In dynamic environments, achieving accurate and robust Visual SLAM (Simultaneous Localization and Mapping) remains a significant challenge, particularly for applications in robotic navigation and autonomous driving. This study introduces YG-SLAM, an innovative approach that integrates YOLOv8 and geometric constraints within the ORB-SLAM2 framework to adapt effectively to dynamic scenarios.YOLOv8 is employed for instance segmentation and dynamic object detection, enriching the semantic information while extracting image feature points. Geometric constraints, including epipolar geometry algorithms and Lucas-Kanade optical flow methods, are utilized to filter out dynamic objects effectively.The tracking thread exclusively relies on static feature points for camera pose estimation, substantially improving the system’s localization accuracy.

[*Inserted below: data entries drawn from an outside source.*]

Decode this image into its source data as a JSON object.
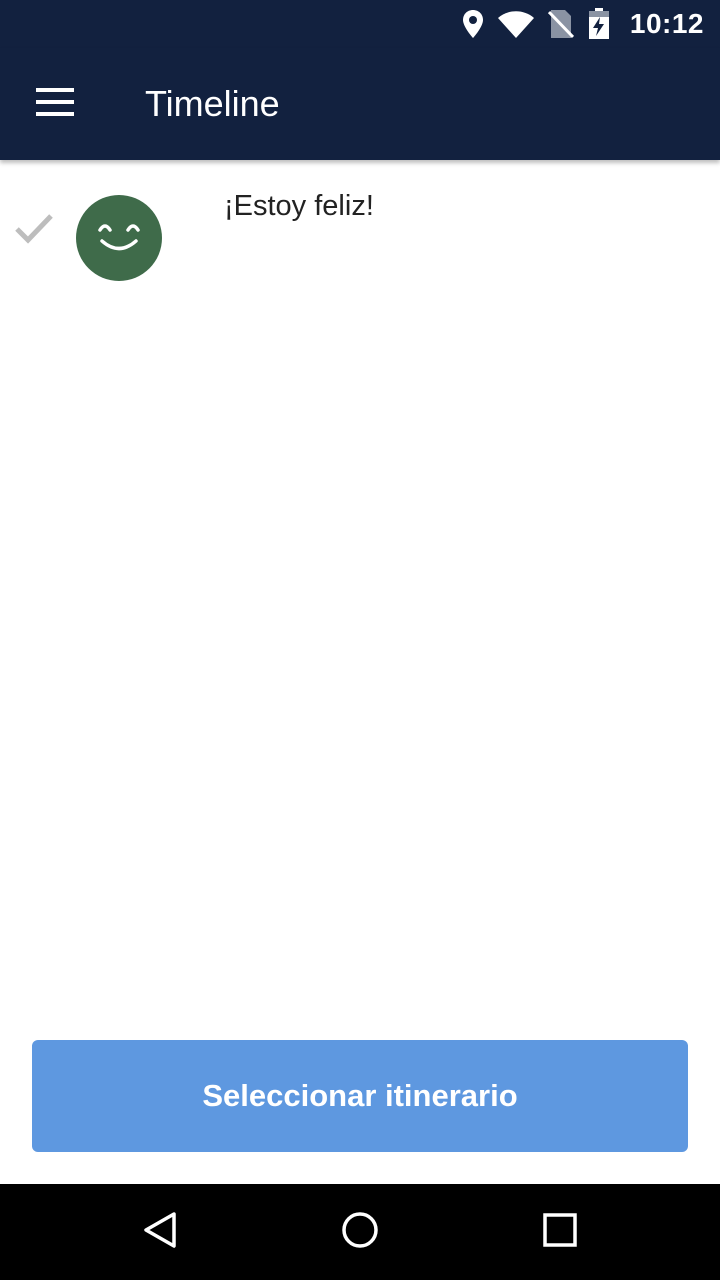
{
  "status_bar": {
    "time": "10:12",
    "icons": [
      "location-icon",
      "wifi-icon",
      "no-sim-icon",
      "battery-charging-icon"
    ]
  },
  "app_bar": {
    "title": "Timeline",
    "menu_icon": "hamburger-menu-icon"
  },
  "timeline": {
    "items": [
      {
        "status_icon": "check-icon",
        "mood_icon": "smiley-face-icon",
        "text": "¡Estoy feliz!"
      }
    ]
  },
  "bottom_button": {
    "label": "Seleccionar itinerario"
  },
  "navigation": {
    "icons": [
      "back-icon",
      "home-icon",
      "recent-apps-icon"
    ]
  },
  "colors": {
    "app_bar": "#12213f",
    "avatar": "#3f6b4a",
    "button": "#5e98e0",
    "check": "#bdbdbd"
  }
}
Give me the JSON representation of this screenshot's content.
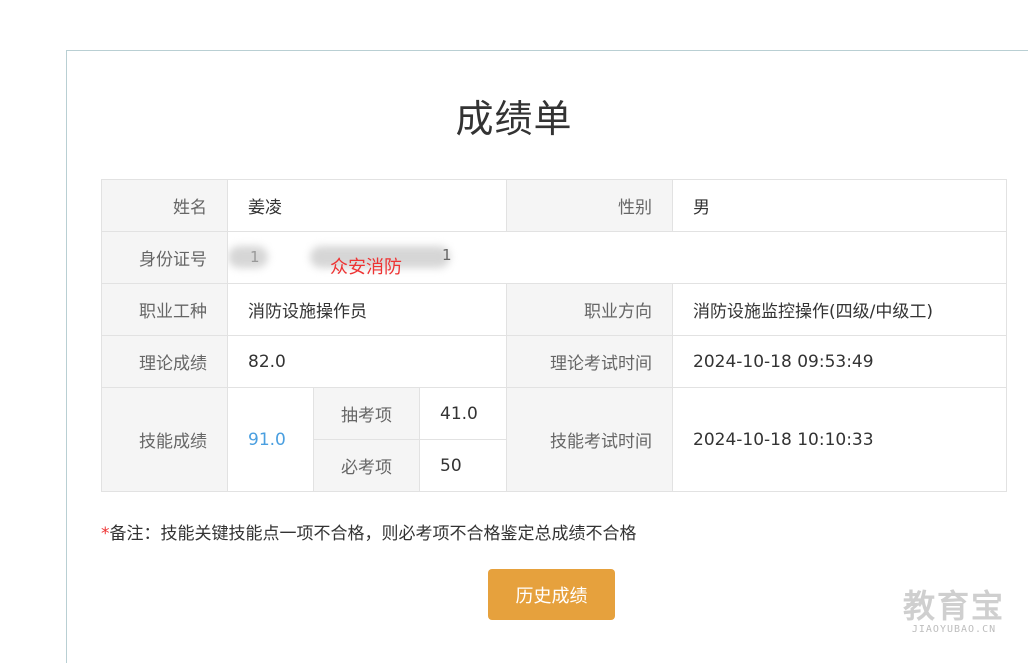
{
  "title": "成绩单",
  "rows": {
    "name": {
      "label": "姓名",
      "value": "姜凌"
    },
    "gender": {
      "label": "性别",
      "value": "男"
    },
    "id_number": {
      "label": "身份证号",
      "visible_fragments": [
        "1",
        "1"
      ],
      "overlay": "众安消防"
    },
    "job_type": {
      "label": "职业工种",
      "value": "消防设施操作员"
    },
    "job_direction": {
      "label": "职业方向",
      "value": "消防设施监控操作(四级/中级工)"
    },
    "theory_score": {
      "label": "理论成绩",
      "value": "82.0"
    },
    "theory_time": {
      "label": "理论考试时间",
      "value": "2024-10-18 09:53:49"
    },
    "skill_score": {
      "label": "技能成绩",
      "value": "91.0"
    },
    "sample_item": {
      "label": "抽考项",
      "value": "41.0"
    },
    "required_item": {
      "label": "必考项",
      "value": "50"
    },
    "skill_time": {
      "label": "技能考试时间",
      "value": "2024-10-18 10:10:33"
    }
  },
  "note": {
    "star": "*",
    "text": "备注：技能关键技能点一项不合格，则必考项不合格鉴定总成绩不合格"
  },
  "history_button": "历史成绩",
  "logo": {
    "main": "教育宝",
    "sub": "JIAOYUBAO.CN"
  },
  "colors": {
    "accent_button": "#e6a13d",
    "skill_score": "#4a9fe0",
    "required_star": "#e33333",
    "label_bg": "#f5f5f5"
  }
}
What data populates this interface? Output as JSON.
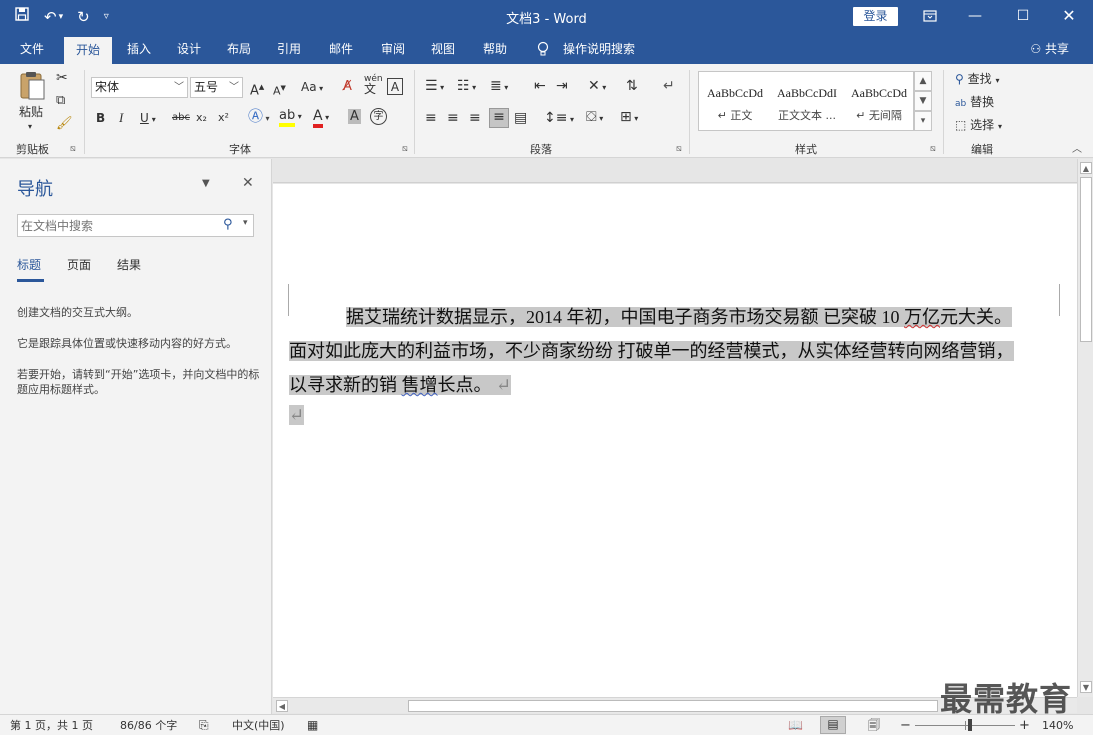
{
  "app": {
    "title": "文档3  -  Word",
    "login": "登录",
    "share": "共享"
  },
  "qat": {
    "save_icon": "save-icon",
    "undo_icon": "undo-icon",
    "redo_icon": "redo-icon",
    "customize_icon": "chevron-down-icon"
  },
  "tabs": [
    "文件",
    "开始",
    "插入",
    "设计",
    "布局",
    "引用",
    "邮件",
    "审阅",
    "视图",
    "帮助",
    "操作说明搜索"
  ],
  "ribbon": {
    "clipboard": {
      "label": "剪贴板",
      "paste": "粘贴"
    },
    "font": {
      "label": "字体",
      "font_name": "宋体",
      "font_size": "五号",
      "aa": "Aa",
      "bold": "B",
      "italic": "I",
      "underline": "U",
      "strike": "abc",
      "sub": "x₂",
      "sup": "x²",
      "phonetic": "wén",
      "border_char": "A",
      "circle_char": "字"
    },
    "paragraph": {
      "label": "段落"
    },
    "styles": {
      "label": "样式",
      "items": [
        {
          "sample": "AaBbCcDd",
          "name": "↵ 正文"
        },
        {
          "sample": "AaBbCcDdI",
          "name": "正文文本 ..."
        },
        {
          "sample": "AaBbCcDd",
          "name": "↵ 无间隔"
        }
      ]
    },
    "editing": {
      "label": "编辑",
      "find": "查找",
      "replace": "替换",
      "select": "选择"
    }
  },
  "nav": {
    "title": "导航",
    "search_placeholder": "在文档中搜索",
    "tabs": [
      "标题",
      "页面",
      "结果"
    ],
    "text1": "创建文档的交互式大纲。",
    "text2": "它是跟踪具体位置或快速移动内容的好方式。",
    "text3": "若要开始，请转到“开始”选项卡，并向文档中的标题应用标题样式。"
  },
  "document": {
    "line1_a": "据艾瑞统计数据显示，2014 年初，中国电子商务市场交易额  已突破 10 ",
    "line1_squig": "万亿",
    "line1_b": "元大关。",
    "line2": "面对如此庞大的利益市场，不少商家纷纷  打破单一的经营模式，从实体经营转向网络营销，",
    "line3_a": "以寻求新的销  ",
    "line3_squig": "售增",
    "line3_b": "长点。",
    "para_mark": "↵"
  },
  "status": {
    "page": "第 1 页，共 1 页",
    "words": "86/86 个字",
    "lang": "中文(中国)",
    "zoom": "140%",
    "minus": "−",
    "plus": "+"
  },
  "watermark": "最需教育",
  "colors": {
    "brand": "#2b579a",
    "ribbon": "#f3f3f3",
    "highlight": "#c8c8c8"
  }
}
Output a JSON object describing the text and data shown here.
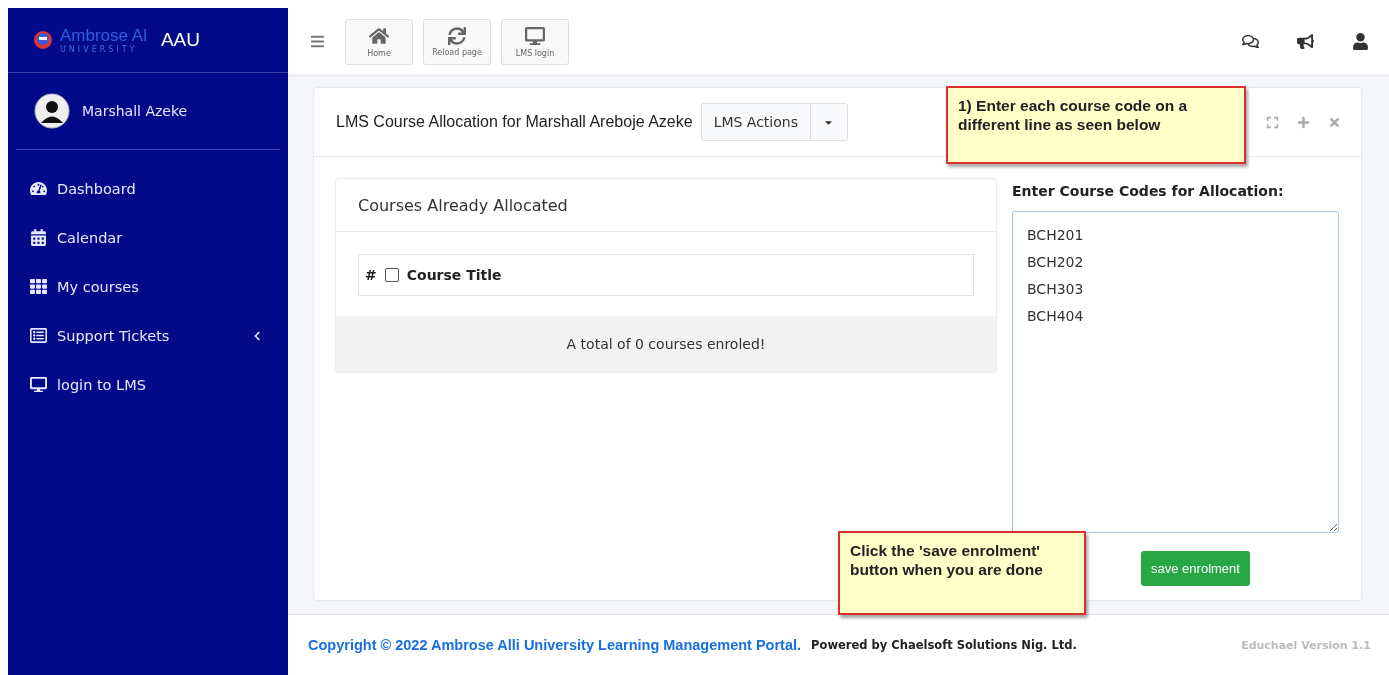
{
  "brand": {
    "logo_text": "Ambrose Al",
    "logo_subtext": "UNIVERSITY",
    "short": "AAU"
  },
  "user": {
    "name": "Marshall Azeke"
  },
  "sidebar": {
    "items": [
      {
        "label": "Dashboard",
        "kind": "dashboard",
        "has_submenu": false
      },
      {
        "label": "Calendar",
        "kind": "calendar",
        "has_submenu": false
      },
      {
        "label": "My courses",
        "kind": "grid",
        "has_submenu": false
      },
      {
        "label": "Support Tickets",
        "kind": "tickets",
        "has_submenu": true
      },
      {
        "label": "login to LMS",
        "kind": "monitor",
        "has_submenu": false
      }
    ]
  },
  "toolbar": {
    "buttons": [
      {
        "label": "Home",
        "kind": "home"
      },
      {
        "label": "Reload page",
        "kind": "reload"
      },
      {
        "label": "LMS login",
        "kind": "monitor"
      }
    ]
  },
  "card": {
    "title": "LMS Course Allocation for Marshall Areboje Azeke",
    "actions_button": "LMS Actions"
  },
  "allocated": {
    "title": "Courses Already Allocated",
    "columns": [
      "#",
      "Course Title"
    ],
    "select_all_checked": false,
    "summary": "A total of 0 courses enroled!"
  },
  "entry": {
    "label": "Enter Course Codes for Allocation:",
    "value": "BCH201\nBCH202\nBCH303\nBCH404",
    "button": "save enrolment"
  },
  "callouts": [
    {
      "text": "1) Enter each course code on a different line as seen below"
    },
    {
      "text": "Click the 'save enrolment' button when you are done"
    }
  ],
  "footer": {
    "copyright": "Copyright © 2022 Ambrose Alli University Learning Management Portal.",
    "powered_by": "Powered by Chaelsoft Solutions Nig. Ltd.",
    "version": "Educhael Version 1.1"
  }
}
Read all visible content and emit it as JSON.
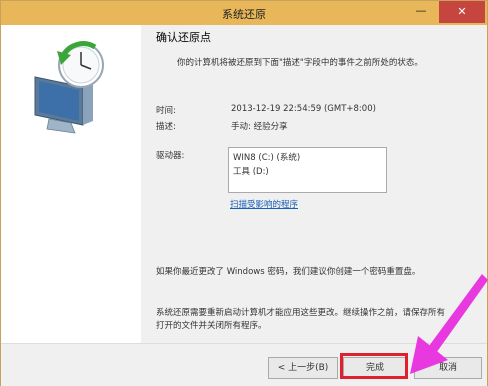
{
  "window": {
    "title": "系统还原",
    "minimize_glyph": "—",
    "close_glyph": "✕"
  },
  "content": {
    "heading": "确认还原点",
    "description": "你的计算机将被还原到下面\"描述\"字段中的事件之前所处的状态。",
    "time_label": "时间:",
    "time_value": "2013-12-19 22:54:59 (GMT+8:00)",
    "desc_label": "描述:",
    "desc_value": "手动: 经验分享",
    "drives_label": "驱动器:",
    "drives": [
      "WIN8 (C:) (系统)",
      "工具 (D:)"
    ],
    "scan_link": "扫描受影响的程序",
    "password_note": "如果你最近更改了 Windows 密码，我们建议你创建一个密码重置盘。",
    "restart_note_line1": "系统还原需要重新启动计算机才能应用这些更改。继续操作之前，请保存所有",
    "restart_note_line2": "打开的文件并关闭所有程序。"
  },
  "buttons": {
    "back": "< 上一步(B)",
    "finish": "完成",
    "cancel": "取消"
  },
  "icons": {
    "restore": "system-restore-icon",
    "arrow": "pointer-arrow-annotation"
  },
  "colors": {
    "titlebar": "#e8b75a",
    "close": "#c7453f",
    "highlight": "#e0202d",
    "arrow": "#e838e0"
  }
}
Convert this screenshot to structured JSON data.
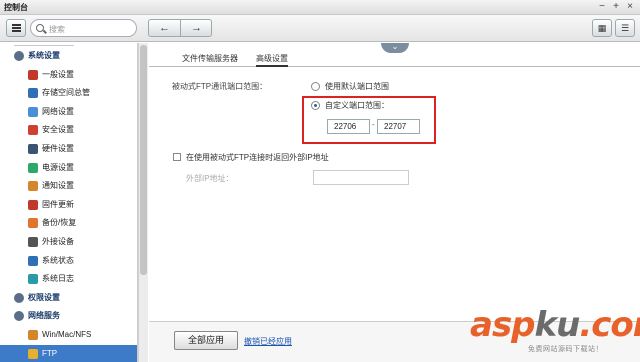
{
  "window": {
    "title": "控制台"
  },
  "toolbar": {
    "search_placeholder": "搜索"
  },
  "sidebar": {
    "items": [
      {
        "label": "系统设置",
        "icon": "gear-icon",
        "section": true,
        "color": "#5a6e8a"
      },
      {
        "label": "一般设置",
        "icon": "settings-icon",
        "section": false,
        "color": "#c0392b"
      },
      {
        "label": "存储空间总管",
        "icon": "storage-icon",
        "section": false,
        "color": "#2f6fb5"
      },
      {
        "label": "网络设置",
        "icon": "network-icon",
        "section": false,
        "color": "#4a90d9"
      },
      {
        "label": "安全设置",
        "icon": "security-icon",
        "section": false,
        "color": "#d04030"
      },
      {
        "label": "硬件设置",
        "icon": "hardware-icon",
        "section": false,
        "color": "#3b5570"
      },
      {
        "label": "电源设置",
        "icon": "power-icon",
        "section": false,
        "color": "#2da86b"
      },
      {
        "label": "通知设置",
        "icon": "notification-icon",
        "section": false,
        "color": "#d6862a"
      },
      {
        "label": "固件更新",
        "icon": "firmware-icon",
        "section": false,
        "color": "#c03a2b"
      },
      {
        "label": "备份/恢复",
        "icon": "backup-icon",
        "section": false,
        "color": "#e0752d"
      },
      {
        "label": "外接设备",
        "icon": "external-device-icon",
        "section": false,
        "color": "#555"
      },
      {
        "label": "系统状态",
        "icon": "system-status-icon",
        "section": false,
        "color": "#2f6fb5"
      },
      {
        "label": "系统日志",
        "icon": "system-log-icon",
        "section": false,
        "color": "#2a9aa8"
      },
      {
        "label": "权限设置",
        "icon": "user-icon",
        "section": true,
        "color": "#5a6e8a"
      },
      {
        "label": "网络服务",
        "icon": "network-service-icon",
        "section": true,
        "color": "#5a6e8a"
      },
      {
        "label": "Win/Mac/NFS",
        "icon": "file-sharing-icon",
        "section": false,
        "color": "#d6862a"
      },
      {
        "label": "FTP",
        "icon": "ftp-icon",
        "section": false,
        "color": "#e6b02e",
        "selected": true
      }
    ]
  },
  "tabs": [
    {
      "label": "文件传输服务器",
      "active": false
    },
    {
      "label": "高级设置",
      "active": true
    }
  ],
  "settings": {
    "passive_label": "被动式FTP通讯端口范围：",
    "option_default": "使用默认端口范围",
    "option_custom": "自定义端口范围：",
    "port_start": "22706",
    "port_separator": "-",
    "port_end": "22707",
    "return_external_ip": "在使用被动式FTP连接时返回外部IP地址",
    "external_ip_label": "外部IP地址：",
    "external_ip_value": ""
  },
  "footer": {
    "apply_all": "全部应用",
    "apply_link": "撤销已经应用"
  },
  "watermark": {
    "brand_a": "asp",
    "brand_b": "ku",
    "brand_c": ".com",
    "subtitle": "免费网站源码下载站！"
  },
  "colors": {
    "selection": "#3d7bc8",
    "highlight_box": "#dd2222",
    "link": "#1a55b0"
  }
}
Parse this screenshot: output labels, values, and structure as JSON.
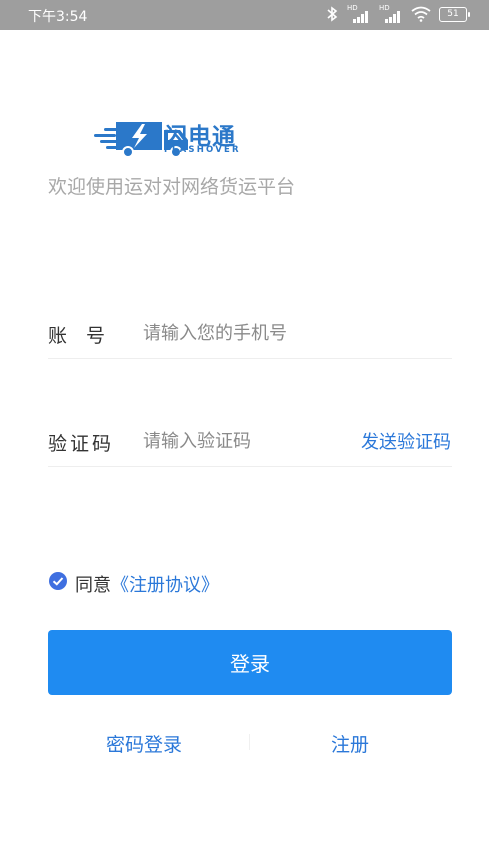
{
  "status_bar": {
    "time": "下午3:54",
    "battery": "51",
    "signal_badge": "HD"
  },
  "brand": {
    "name": "闪电通",
    "subtitle": "FLASHOVER",
    "accent_color": "#2b78c9"
  },
  "welcome_text": "欢迎使用运对对网络货运平台",
  "form": {
    "account_label": "账　号",
    "account_placeholder": "请输入您的手机号",
    "code_label": "验证码",
    "code_placeholder": "请输入验证码",
    "send_code_label": "发送验证码"
  },
  "agreement": {
    "checked": true,
    "prefix": "同意",
    "link_text": "《注册协议》"
  },
  "login_button_label": "登录",
  "bottom_links": {
    "password_login": "密码登录",
    "register": "注册"
  },
  "colors": {
    "primary_button": "#1f8bf1",
    "link": "#2b78d9",
    "status_bar": "#9e9e9e"
  }
}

Experimental results on the TUM dataset demonstrate that YG-SLAM significantly outperforms traditional ORB-SLAM2 in dynamic environments. Specifically, the Root Mean Square Error (RMSE) of the absolute trajectory errors reduced by 96.51% in comparison to ORB-SLAM2, and the RMSE of the relative pose errors decreased by 93.60% when compared to the performance of ORB-SLAM2.These notable reductions in errors demonstrate the promising performance enhancements of YG-SLAM over traditional ORB-SLAM2 in dynamic environments.